The idea didn’t make the 2022 legislative session’s agenda. A bill was never filed, according to Florida’s First Amendment Foundation.
But public records show Stephanie Kopelousos, DeSantis’ legislative affairs director, shared a draft proposal and briefing document just before lawmakers kicked off their annual session on Jan. 11. Those documents targeted New York Times Co. v. Sullivan, a 1964 landmark Supreme Court decision that made it extremely difficult for public officials to win a libel case.
A briefing document declared that the goal was to end federal standards established in the Times ruling and make defamation purely a matter of state law.
The draft bill would have changed the criteria for determining whether a falsehood was published with “actual malice,” limited the definition of “public figure” and presumed statements from anonymous sources to be false in defamation cases.

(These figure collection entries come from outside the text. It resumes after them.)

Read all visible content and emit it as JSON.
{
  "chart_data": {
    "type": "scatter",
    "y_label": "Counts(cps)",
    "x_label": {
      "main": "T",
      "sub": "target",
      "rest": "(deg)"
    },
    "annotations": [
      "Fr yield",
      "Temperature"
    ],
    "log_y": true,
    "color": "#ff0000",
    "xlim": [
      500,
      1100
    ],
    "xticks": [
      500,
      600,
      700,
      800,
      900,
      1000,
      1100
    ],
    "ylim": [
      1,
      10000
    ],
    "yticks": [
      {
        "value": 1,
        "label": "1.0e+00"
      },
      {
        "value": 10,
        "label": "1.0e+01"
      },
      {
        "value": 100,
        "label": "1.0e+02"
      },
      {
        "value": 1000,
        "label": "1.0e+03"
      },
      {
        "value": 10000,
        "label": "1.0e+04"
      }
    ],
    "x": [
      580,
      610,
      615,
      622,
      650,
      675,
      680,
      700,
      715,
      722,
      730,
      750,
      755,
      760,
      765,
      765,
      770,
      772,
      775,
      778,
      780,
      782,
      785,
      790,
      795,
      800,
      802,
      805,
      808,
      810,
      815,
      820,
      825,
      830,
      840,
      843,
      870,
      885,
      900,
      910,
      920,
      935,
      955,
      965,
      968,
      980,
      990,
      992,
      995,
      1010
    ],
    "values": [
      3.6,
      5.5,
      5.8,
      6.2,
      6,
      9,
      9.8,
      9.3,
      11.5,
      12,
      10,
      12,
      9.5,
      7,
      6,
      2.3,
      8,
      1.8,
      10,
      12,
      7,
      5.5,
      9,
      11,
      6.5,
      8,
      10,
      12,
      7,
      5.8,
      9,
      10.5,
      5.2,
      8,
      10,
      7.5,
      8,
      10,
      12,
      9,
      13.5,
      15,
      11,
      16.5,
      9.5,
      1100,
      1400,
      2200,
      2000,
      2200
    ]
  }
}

“To the extent these provisions conflict with existing Supreme Court precedent, this legislation aims to invite challenges to such precedent with the goal of restoring the original understanding of the First Amendment,” states the document Kopelousos attached to an email sent Jan. 5 to a staffer in the office of state Senate President Wilton Simpson.
The governor’s office did not respond to a list of questions Tuesday about the proposal, including whether DeSantis was directly involved with the draft bill and if the idea is being considered for future action.
Simpson’s office did not respond to a request for comment.
Clay Calvert, a law and journalism professor at the University of Florida, said the proposal taps into a broader conservative campaign against mainstream news organizations.
“Many Republicans, including former President Donald Trump, are upset about the current state of libel law,” said Clay Calvert, a law and journalism professor at the University of Florida who reviewed the draft bill. “They believe it is too friendly to media defendants.”